Opinion op the Court by
Judge Miller —Affirming,
On July 6, 1909, appellants, who are owners of land immediately adjoining, hut without the corporate limits of Glasgow, a city of the fifth class, petitioned the Mayor and City Council of Glasgow to annex to the corporate boundaries of the city the territory embracing their land. The petition was made, however, upon the condition that the city council would pass an ordinance requiring all the property owners in the annexed territory to construct cement sidewalks in front of their respective properties, and that the city council would furnish said district with electric lights and two fire hydrants. The petition was accepted, and the designated territory was subsequently annexed by an ordinance adopted, in every respect, as required by section 3611 of the Ken*14tucky Statutes. Relying upon the condition embodied in tbeir petition as constituting a contract that bound the city to require the sidewalks to be made, and to funish the annexed territory with electric lights and fire hydrants, the petitioners did not protest against the annexation, as they might have done under section 3612 of the Kentucky Statutes; and the city council having failed and refused to perform any of said conditions, they brought this action on June 1, 1911, to set aside the ordinance of annexation, or if that can not be done, that the city council be required to furnish said electric lights and fire hydrants, and that the city be enjoined from collecting taxes from said annexed territory until it shall have complied with the conditions of the petition. The petition further alleges that the plaintiffs constitute 66 2-3 per cent of the citizens and property holders in said territory, and that the annexation of said territory was not beneficial either to the city of Glasgow or to the district attempted to be annexed. This last allegation évidently was made in view of section 3612 of the Kentucky Statutes, which provides that if less than 75 per cent of the freeholders of the annexed territory remonstrate against the annexation of said territory, and if the annexation of said territory will be for the interest of the city, and will cause no manifest injury to the persons owning real estate within the annexed territory, said annexation shall be approved by the council and become final.
The circuit judge sustained a demurrer to the petition, and upon failure to amend, it was dismissed. The plaintiffs prosecute this appeal from the order of dismissal.
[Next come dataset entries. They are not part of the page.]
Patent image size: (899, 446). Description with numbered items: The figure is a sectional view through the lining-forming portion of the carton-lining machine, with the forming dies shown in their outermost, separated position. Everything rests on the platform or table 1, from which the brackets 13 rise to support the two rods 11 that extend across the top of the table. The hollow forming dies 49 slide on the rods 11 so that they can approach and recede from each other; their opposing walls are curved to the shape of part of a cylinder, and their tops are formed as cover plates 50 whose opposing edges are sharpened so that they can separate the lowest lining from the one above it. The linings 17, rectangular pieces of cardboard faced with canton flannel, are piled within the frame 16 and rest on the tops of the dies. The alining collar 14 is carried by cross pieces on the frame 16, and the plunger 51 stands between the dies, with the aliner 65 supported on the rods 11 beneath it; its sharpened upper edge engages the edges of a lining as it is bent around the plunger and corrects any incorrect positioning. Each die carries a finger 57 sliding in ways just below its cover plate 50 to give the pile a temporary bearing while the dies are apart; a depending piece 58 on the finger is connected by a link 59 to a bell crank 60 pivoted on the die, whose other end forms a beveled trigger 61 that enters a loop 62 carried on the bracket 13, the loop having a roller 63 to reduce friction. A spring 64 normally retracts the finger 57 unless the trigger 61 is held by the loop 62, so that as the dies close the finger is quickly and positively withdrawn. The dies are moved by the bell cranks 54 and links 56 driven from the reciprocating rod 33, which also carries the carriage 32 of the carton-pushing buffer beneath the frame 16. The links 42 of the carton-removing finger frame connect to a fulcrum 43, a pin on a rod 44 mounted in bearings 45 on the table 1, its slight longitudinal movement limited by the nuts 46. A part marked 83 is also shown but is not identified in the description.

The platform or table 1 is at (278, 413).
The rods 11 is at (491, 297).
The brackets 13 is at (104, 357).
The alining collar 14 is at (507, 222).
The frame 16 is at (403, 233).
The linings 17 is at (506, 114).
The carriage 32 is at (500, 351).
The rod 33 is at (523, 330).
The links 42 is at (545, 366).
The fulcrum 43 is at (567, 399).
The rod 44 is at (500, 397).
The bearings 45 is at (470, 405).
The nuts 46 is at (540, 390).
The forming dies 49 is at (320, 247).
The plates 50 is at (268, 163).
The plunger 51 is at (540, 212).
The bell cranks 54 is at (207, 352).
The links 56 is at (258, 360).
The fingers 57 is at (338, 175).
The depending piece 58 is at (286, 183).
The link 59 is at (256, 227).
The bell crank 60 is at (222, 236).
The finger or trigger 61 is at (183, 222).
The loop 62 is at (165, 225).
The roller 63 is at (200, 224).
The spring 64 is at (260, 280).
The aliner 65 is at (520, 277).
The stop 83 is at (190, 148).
The petition is predicated upon the theory that the action of the city council in annexing the territory pursuant to the petition of the appellants, constituted an enforceable contract on behalf of appellants, under which the appellee could be required to perform the conditions which appellants attempted to attach to the annexation. In this contention, however, appellants are in error. It is unnecessary to go into the larger questions raised upon the argument, regarding the right of the appellants to make a conditional petition for annexation, or the power of appellee to bind itself by acting upon such an offer. The facts alleged do not show a contractual liability upon the part of the appellee.
Under the statute above referred to, the city council *15has exclusive authority, subject to review by the courts when timely presented by protest, to determine whether the annexation shall be made; and the property owner without the original boundary, has no authority or power to put conditions upon that power of the city council. When the plaintiffs undertook, therefore, to attach conditions to the power of the city council to make the annexation, their effort was ineffectual, and imposed no obligation upon the city council. In enlarging the city boundary, and in determining the extent and manner of such annexation, the city council acts in a governmental and legislative capacity, and its discretion is not to be controlled except as it is restrained by constitutional and statutory provisions. In the case at bar, appellee could have annexed appellant’s property precisely as it did, without any petition from appellants; and if appellants had opposed the annexation, it could not be said from what appears in the petition, that the annexation would or could have been thereby defeated. Furthermore, the minutes of the city council, which merely show that the petition was read, accepted and ordered spread on the record, without any further notice having been taken thereof by ordinance or otherwise, was not sufficient to constitute a binding contract upon the part of the city council to do any particular act.
The circuit judge properly dismissed the petition, and his judgment is affirmed.